Question

I've written a simulation in C++ that generates (1,000,000)^2 numbers from a specific probability distribution and then does something with them. So far I've used Exponential, Normal, Gamma, Uniform and Poisson distributions. Here is the code for one of them:

#include <boost/random.hpp>

...main...

    srand(time(NULL)) ;
    seed = rand();
    boost::random::mt19937 igen(seed) ;
    boost::random::variate_generator<boost::random::mt19937, boost::random::normal_distribution<> >
    norm_dist(igen, boost::random::normal_distribution<>(mu,sigma)) ;

Now I need to run it for the Beta distribution. All of the distributions I've done so far took 10-15 hours. The Beta distribution is not in the boost/random package so I had to use the boost/math/distributions package. I found this page on StackOverflow which proposed a solution. Here it is (copy-pasted):

#include <boost/math/distributions.hpp> 
using namespace boost::math;  
double alpha, beta, randFromUnif;  
//parameters and the random value on (0,1) you drew  
beta_distribution<> dist(alpha, beta); 
double randFromDist = quantile(dist, randFromUnif); 

I replicated it and it worked. The run time estimates of my simulation are linear and accurately predictable. They say that this will run for 25 days. I see two possibilities: 1. the method proposed is inferior to the one I was using previously for other distributions 2. the Beta distribution is just much harder to generate random numbers from

Bare in mind that I have below minimal understanding of C++ coding, so the questions I'm asking may be silly. I can't wait for a month for this simulation to complete, so is there anything I can do to improve that? Perhaps use the initial method that I was using and modify it to work with the boost/math/distributions package? I don't even know if that's possible.

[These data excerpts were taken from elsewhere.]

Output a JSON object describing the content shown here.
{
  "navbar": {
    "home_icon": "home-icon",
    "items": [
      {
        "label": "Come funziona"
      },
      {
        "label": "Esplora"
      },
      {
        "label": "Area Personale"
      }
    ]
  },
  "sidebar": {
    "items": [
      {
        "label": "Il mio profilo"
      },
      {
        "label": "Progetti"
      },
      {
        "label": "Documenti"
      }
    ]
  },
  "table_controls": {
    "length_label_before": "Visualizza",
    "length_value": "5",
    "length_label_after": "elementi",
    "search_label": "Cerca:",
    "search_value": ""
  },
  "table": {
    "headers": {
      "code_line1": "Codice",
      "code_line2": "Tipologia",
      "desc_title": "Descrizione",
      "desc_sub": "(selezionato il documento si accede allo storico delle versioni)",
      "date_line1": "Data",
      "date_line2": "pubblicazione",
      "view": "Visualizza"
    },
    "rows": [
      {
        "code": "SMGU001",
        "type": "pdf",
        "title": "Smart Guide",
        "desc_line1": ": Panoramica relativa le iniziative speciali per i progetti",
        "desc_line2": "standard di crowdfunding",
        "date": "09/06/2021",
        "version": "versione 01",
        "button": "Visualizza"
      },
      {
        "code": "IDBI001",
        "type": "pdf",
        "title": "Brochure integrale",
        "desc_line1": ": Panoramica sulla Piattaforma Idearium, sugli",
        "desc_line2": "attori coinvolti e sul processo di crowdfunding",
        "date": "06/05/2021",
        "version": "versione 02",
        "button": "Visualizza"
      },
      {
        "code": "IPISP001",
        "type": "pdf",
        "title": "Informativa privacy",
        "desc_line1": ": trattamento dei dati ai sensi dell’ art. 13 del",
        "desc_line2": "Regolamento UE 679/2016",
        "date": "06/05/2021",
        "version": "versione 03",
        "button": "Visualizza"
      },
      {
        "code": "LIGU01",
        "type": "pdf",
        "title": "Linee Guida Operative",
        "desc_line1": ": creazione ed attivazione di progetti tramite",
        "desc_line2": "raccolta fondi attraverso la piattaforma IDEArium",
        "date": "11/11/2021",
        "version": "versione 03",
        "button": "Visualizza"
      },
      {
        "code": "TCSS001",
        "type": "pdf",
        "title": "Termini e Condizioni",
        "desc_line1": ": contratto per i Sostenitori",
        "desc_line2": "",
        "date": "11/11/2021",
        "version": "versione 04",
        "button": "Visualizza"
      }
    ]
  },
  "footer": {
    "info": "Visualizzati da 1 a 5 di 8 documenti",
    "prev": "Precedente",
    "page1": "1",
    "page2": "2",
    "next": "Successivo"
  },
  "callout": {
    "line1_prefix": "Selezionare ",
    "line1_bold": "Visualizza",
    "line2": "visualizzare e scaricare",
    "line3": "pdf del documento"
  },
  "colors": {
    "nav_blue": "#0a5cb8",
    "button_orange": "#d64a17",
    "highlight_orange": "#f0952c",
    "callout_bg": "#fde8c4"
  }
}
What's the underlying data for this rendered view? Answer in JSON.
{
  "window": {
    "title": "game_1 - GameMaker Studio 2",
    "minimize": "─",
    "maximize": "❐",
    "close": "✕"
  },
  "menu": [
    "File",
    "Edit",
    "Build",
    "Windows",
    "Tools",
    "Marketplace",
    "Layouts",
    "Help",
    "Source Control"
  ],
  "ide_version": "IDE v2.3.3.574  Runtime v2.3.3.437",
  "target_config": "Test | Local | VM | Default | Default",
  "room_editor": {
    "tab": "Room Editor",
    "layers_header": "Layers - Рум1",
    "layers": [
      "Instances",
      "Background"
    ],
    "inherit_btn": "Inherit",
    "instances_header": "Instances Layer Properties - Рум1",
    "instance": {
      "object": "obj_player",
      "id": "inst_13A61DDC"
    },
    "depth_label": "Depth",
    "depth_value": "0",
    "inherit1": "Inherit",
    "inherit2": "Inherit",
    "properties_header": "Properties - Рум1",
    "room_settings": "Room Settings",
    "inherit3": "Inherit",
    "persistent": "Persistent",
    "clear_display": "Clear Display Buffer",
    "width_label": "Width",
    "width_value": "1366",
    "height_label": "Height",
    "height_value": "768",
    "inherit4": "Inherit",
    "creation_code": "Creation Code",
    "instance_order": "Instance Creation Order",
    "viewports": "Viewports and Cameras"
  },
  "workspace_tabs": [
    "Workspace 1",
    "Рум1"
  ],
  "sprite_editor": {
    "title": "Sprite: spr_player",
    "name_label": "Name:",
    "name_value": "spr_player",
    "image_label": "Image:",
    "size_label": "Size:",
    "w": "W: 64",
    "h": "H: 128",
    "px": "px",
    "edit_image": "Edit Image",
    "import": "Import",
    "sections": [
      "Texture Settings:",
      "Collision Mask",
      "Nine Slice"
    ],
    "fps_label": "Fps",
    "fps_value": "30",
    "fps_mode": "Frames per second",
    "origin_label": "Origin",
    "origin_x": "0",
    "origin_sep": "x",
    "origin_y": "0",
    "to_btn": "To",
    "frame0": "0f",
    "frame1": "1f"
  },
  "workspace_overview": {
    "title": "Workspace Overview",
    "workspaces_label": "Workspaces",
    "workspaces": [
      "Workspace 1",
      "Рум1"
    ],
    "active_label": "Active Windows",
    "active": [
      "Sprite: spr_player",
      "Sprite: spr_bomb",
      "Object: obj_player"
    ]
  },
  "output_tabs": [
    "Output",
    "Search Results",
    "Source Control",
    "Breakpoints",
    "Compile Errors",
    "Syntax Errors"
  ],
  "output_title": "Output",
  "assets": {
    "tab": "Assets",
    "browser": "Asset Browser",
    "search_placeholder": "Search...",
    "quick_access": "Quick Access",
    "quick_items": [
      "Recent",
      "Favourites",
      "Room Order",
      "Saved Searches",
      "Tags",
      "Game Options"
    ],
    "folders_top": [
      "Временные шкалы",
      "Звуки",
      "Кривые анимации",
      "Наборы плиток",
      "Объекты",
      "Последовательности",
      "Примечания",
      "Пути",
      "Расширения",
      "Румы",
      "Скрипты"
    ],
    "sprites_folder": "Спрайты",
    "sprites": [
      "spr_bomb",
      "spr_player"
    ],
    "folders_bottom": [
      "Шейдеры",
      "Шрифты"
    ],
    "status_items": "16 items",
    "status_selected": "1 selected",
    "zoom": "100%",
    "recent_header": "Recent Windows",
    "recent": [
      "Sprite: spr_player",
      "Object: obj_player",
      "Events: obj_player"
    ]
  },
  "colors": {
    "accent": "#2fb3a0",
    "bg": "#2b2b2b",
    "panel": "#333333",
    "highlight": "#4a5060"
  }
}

Another piece of information that may be useful is that the parameters are the same for all (1,000,000)^2 of the numbers that I need to generate. I'm saying this because the Beta distribution does have a nasty PDF and perhaps the knowledge that the parameters are fixed can somehow be used to simplify the process? Just a random guess.

Was it helpful?

Solution

The beta distribution is related to the gamma distribution. Let X be a random number drawn from Gamma(α,1) and Y from Gamma(β,1), where the first argument to the gamma distribution is the shape parameter. Then Z=X/(X+Y) has distribution Beta(α,β). With this transformation, it should only take twice as much time as your gamma distribution test.

Note: The above assumes the most common representation of the gamma distribution, Gamma(shape,scale). Be aware that different implementations of the gamma distribution random generator will vary with the meaning and order of the arguments.

OTHER TIPS

If you want a distribution that is very Beta-like, but has a very simple closed-form inverse CDF, it's worth considering the Kumaraswamy distribution:

http://en.wikipedia.org/wiki/Kumaraswamy_distribution

It's used as an alternative to the Beta distribution when a large number of random samples are required quickly.

Try compiling with optimization. Using a flag -O3 will usually speed things up. See this post on optimisation flags or this overview for slightly more detail.